Bir kadın ve bir erkeğin hayatını birleştirmesiyle gerçekleşen evlilik, insan yaşamının doğumdan sonraki ikinci dönemi olarak kabul edilir. Evlilikle kurulacak aile, bir toplumun temel kurumlarından birisidir. Evlilikle gelin ve damat artık eş ve karı koca, evli barklı olmuş, anne ve baba olmak için toplumun ilk olarak öne sürdüğü şartı yerine getirmişlerdir. İki gencin yaşam kaderlerini birleştirmeleri açısından bireylik davranışları, yeni bir hısımlık bağlantısının kurulması yönüyle

102

aileler arası ilişkileri, iki tarafın akraba, dost, komşu çevrelerinin katılmasını yasa kıldığına göre de toplumluluk gösterileri içine alır (Altun, 2004: 89). Evlenmelerle ortaya çıkan aile, kültürünün bir parçası olan toplumsal örgütün temel birimi olarak görevler üstlenir. Akrabalık ise, her toplumda böylesi görevleri ve işlevleri olan ailenin evrenselliğinin nesnel ve çürütülmez biçiminde kanıtlayıcısıdır (Balaman, 2002:27).
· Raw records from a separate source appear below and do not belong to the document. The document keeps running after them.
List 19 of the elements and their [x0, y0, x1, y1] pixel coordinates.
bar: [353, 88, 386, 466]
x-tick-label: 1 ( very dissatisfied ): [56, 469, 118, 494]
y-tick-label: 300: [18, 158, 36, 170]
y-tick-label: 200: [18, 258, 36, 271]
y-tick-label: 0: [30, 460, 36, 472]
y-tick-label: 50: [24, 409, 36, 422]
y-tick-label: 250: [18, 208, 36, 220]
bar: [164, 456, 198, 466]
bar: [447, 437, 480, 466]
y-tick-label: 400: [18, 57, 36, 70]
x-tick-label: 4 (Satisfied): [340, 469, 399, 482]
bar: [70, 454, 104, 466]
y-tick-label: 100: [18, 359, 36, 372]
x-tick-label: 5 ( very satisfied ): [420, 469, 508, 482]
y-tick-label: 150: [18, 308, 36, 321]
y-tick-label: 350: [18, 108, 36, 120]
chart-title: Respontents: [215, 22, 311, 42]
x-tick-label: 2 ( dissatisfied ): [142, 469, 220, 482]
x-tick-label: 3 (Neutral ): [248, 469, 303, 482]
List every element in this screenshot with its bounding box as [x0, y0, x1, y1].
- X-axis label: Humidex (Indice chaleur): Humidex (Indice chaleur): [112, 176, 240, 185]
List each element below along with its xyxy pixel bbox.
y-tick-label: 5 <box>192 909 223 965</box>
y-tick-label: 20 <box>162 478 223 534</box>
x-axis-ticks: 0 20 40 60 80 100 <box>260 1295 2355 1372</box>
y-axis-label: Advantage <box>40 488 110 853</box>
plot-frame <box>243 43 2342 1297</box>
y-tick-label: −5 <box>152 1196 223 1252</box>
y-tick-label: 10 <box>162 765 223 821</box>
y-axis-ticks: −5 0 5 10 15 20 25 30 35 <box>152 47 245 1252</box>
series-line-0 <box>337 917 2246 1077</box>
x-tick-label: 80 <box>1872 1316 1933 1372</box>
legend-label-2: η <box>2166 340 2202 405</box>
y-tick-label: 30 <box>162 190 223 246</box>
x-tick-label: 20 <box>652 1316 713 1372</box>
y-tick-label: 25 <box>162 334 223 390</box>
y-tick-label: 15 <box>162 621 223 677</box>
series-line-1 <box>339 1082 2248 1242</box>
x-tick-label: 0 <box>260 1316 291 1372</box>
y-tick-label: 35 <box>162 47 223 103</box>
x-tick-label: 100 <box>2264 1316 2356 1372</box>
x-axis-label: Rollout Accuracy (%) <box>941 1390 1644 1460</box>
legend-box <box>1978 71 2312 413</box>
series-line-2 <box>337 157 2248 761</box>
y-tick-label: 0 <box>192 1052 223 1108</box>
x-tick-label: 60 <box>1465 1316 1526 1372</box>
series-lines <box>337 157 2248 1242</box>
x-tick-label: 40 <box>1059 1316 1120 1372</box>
Türk toplumu ve İslam dini evliliğe büyük önem vermiş, gençleri evliliği teşvik etmiştir. Ziya Gökalp, Eski Türklerde evliliğin endogamik olduğunu bildirir. Endogami, Eski Türklerde kadın-erkek eşitliğinin temeli ve kanıtı sayılmaktadır (Gökalp, 1995:142). Ayrıca iki kişinin bir eve sahip olmasını sağlayan “evlenme” kelimesi sadece Türklerde vardır. Eskiden beri çekirdek aile tipinin yaygın olduğu Orta Asya ve Anadolu'da evlilik; bir erkekle bir kadının dini inançlara, yasalara, töre ve geleneklere göre herhangi bir sakıncası olmayan, toplumun bütün katlarınca uygunluk gösteren bir biçimde bir araya gelip birlikte yaşaması ve kutsal kabul edilen aile müessesesini kurmalarıdır. Toplum yapımızın temeli sayılan ailenin oluşmasında önce ortaya çıkan dünür gezme, söz kesme, nişan, çeyiz alma, kına gecesi, düğün, gerdek gecesi, duvak gibi geleneklerin uygulanmasında ebeveynler en etkin rolleri üstlenirler. Düğünler asırlardır Türk Milleti'nin sosyal hayatını renklendiren İslami motiflerle ve İslamiyet öncesi geleneklerle dopdoludur (Korkmaz, 1999:92). Evlenme töreninin hemen her safhasında kullanılan, insan yaratıcılığının, tasarım gücünün ve anlam yükleme yeteneğinin göstergesi olan semboller, her toplumda geçerli olan davranış ve tutumları oluşturarak, olaylara o topluma özgü olma vasfı kazandırır. Evlenme geleneğinde uygulanan ritüellerin hepsinin ortak amacı, yeni kurulan aileye saadet, bolluk, bereket, refah getirmek, soyun sürmesini sağlamak, her türlü olumsuzluk ve kötülüklerden korumaktır (Öğüt Eker, 2000: 93-99). Türk kültüründe “Allah evlenen ve ev alana yardım eder” şeklinde bir deyiş vardır. Atalarımız evliliğe büyük önem vermiş; “iyi” veya “uğur” sayılan birçok uygulamayı gelenek haline getirirken; “kötü” yahut “uğursuz” sayılan aktivitelerden kaçınmışlar ve bunların, olağanüstü güçlerinin olduğuna inanılan iyi ve kötü ruhlar tarafından gerçekleştirildiğine inanmışlardır. Böylece, birtakım sosyal normlar kural olarak yerleşmiş, uygulanmaması kavgalara, kötü olaylara yol açmıştır (Şimşek, 2003: 135-136).